Hon’ble Justice Dipak Misra, while attempting to clear a “maze” has perhaps created yet another in Harmony Innovation Shipping Limited v. Gupta Coal India Limited, [Civil Appeal No. 610 of 2015] (“Harmony”). “The Court could have settled the issue of foreign seated Arbitrations Pre-BALCO once and for all.”
Please note: “From the many Post-Bhatia Cases dealing with implied exclusion, only two propositions became relatively well-established: (1) the choice of a foreign proper law, in the absence of a foreign seat of Arbitration, does not impliedly exclude Part I (Citation Infowares, Indtel Technical Services); and (2) the choice of a foreign seat of Arbitration combined with the choice of a foreign lex arbitri or (perhaps) foreign proper law does impliedly exclude Part I (Dozco)” (See, V. Niranjan, “Reliance v Union of India: Implied Exclusion of Part I of the Arbitration Act”).
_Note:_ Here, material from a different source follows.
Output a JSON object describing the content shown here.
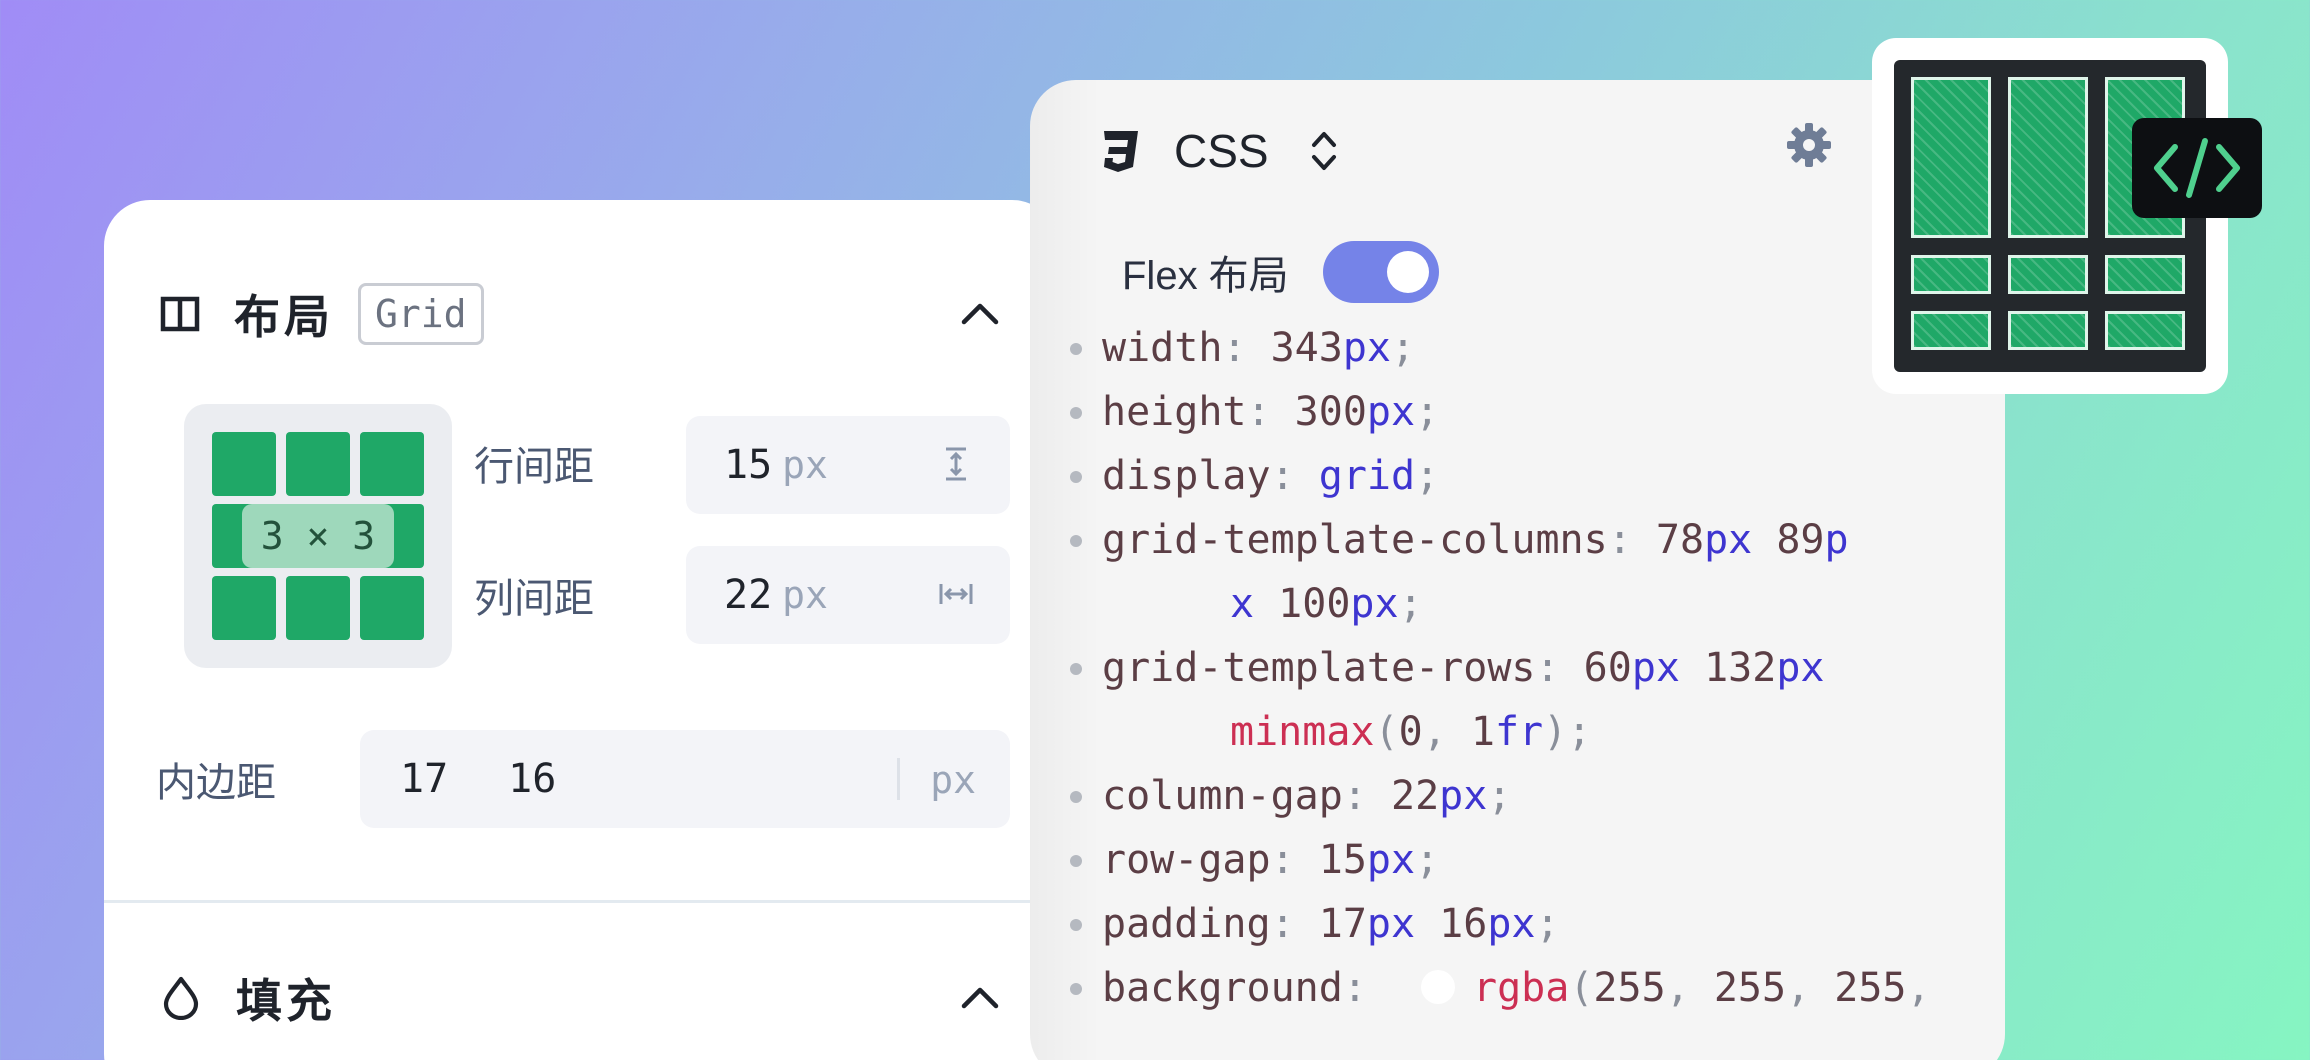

In Harmony a fine issue came up for thought: The judgment of the Constitution Bench in BALCO was delivered on 06.09.2012. Let us suppose there is an Arbitration Agreement executed prior to that date. However, an addendum is executed between the parties after the pronouncement in BALCO. “Would the execution of the addendum attract the principles laid down in BALCO and oust the jurisdiction of the Indian Courts?” We shall have to wait for another day, another matter for an answer.